On the other hand, Advanced Analytics, is what puts your organisation leaps and bounds above its competition. To do this properly, you must have the right data set, and must also know the traits required to get the most value out of your data. For example, Azure Machine Learning (ML) service, a part of Cortana Intelligence, can process significant amounts of prepared data, uncovering patterns and trends in your customer interaction history. To do this effectively, #ML uses techniques from statistical analysis to build a coded algorithm, called a Model. This model is used on data to identify traits and can be plugged into an application, like Dynamics 365, to provide some real insights.
This form of advanced analytics, surfacing on your CRM system, delivers the right kind of customer-centred information, adding a new dimension to your decision-making process.
For example, banks may use machine learning to identify fraudulent transactions. To achieve this, data is prepared to isolate traits such as location, transaction amount, time and type of transaction. ML can analyse these traits from customers transaction history to build a model, that can learn the general trend or pattern of a normal transaction. This model can be used to deduce the probability of a transaction being fraudulent.
#ML will not only increase the value to your business; it will also enable you to work more in line with your customers’ behaviour, understanding your customers’ demands and reveal some interesting “Relationship Insights.”
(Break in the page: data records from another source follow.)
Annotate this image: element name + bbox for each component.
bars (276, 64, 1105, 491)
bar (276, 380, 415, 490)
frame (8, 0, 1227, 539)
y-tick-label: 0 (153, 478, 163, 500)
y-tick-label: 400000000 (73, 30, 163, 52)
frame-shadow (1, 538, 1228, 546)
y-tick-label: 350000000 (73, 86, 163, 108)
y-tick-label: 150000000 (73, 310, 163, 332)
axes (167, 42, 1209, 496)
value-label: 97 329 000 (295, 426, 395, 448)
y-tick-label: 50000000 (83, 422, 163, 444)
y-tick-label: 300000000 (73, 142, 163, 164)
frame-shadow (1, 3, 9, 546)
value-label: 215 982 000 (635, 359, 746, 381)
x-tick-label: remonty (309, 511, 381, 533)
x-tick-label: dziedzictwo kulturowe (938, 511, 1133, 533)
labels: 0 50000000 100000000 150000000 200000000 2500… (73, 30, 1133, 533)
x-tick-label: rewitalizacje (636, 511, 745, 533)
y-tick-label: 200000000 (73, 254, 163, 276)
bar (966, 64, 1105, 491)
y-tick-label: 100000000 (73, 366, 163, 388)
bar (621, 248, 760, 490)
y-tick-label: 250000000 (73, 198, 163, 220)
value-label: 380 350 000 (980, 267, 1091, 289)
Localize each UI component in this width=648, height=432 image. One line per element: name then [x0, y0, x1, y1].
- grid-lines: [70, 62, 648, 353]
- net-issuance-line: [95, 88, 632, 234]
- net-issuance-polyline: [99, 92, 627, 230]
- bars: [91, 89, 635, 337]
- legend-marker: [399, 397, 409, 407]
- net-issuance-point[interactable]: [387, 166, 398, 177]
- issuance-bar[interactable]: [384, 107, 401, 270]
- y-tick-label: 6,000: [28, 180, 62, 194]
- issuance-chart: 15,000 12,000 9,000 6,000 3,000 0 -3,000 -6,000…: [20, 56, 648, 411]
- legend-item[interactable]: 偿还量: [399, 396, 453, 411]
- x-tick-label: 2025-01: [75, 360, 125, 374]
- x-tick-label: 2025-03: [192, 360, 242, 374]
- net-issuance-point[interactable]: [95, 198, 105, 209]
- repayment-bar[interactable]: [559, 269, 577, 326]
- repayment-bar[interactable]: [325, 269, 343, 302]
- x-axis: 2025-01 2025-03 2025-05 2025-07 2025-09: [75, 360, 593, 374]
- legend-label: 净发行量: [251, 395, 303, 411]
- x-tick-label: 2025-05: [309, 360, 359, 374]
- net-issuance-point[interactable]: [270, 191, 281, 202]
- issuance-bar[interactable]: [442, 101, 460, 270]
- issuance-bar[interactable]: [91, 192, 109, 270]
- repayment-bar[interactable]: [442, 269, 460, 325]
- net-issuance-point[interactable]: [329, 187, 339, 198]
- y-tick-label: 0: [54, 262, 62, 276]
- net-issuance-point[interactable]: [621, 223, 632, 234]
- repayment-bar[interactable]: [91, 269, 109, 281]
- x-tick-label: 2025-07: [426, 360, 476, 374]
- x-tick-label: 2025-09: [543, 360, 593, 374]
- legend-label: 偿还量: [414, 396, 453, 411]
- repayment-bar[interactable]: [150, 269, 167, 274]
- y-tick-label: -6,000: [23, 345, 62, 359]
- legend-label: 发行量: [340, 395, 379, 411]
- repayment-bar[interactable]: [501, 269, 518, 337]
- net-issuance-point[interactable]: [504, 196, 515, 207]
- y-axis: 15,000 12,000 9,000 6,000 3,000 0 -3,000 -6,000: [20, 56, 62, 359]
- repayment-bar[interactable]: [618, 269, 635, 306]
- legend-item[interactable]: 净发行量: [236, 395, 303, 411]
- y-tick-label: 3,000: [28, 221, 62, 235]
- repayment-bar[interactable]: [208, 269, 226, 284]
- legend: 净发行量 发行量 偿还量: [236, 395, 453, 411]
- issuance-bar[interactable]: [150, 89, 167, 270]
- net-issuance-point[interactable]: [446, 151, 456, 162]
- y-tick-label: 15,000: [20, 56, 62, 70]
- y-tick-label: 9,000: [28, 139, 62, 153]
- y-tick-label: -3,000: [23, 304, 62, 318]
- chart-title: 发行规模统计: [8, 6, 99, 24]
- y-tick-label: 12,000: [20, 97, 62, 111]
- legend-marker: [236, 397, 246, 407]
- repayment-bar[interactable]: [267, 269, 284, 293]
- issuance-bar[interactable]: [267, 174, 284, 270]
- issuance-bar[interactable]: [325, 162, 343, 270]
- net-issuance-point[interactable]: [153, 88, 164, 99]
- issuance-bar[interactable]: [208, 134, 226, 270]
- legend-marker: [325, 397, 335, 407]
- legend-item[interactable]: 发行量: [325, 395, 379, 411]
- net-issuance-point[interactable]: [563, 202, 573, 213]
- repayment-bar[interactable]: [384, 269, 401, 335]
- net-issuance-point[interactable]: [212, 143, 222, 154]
Consider the amount of data harvested by companies like Google and Smart Phone providers, I shudder to think, what data do they hold? Moreover, What kind of insights can they gain about our behaviour, using this data? Who has access to that data and how are they sharing that information?
These questions raise further concerns around data protection, data privacy and more importantly, challenge the authenticity for consent of data processing. This use of data also raises legal and moral debates surrounding data privacy, especially, when data is transmitted across international boundaries.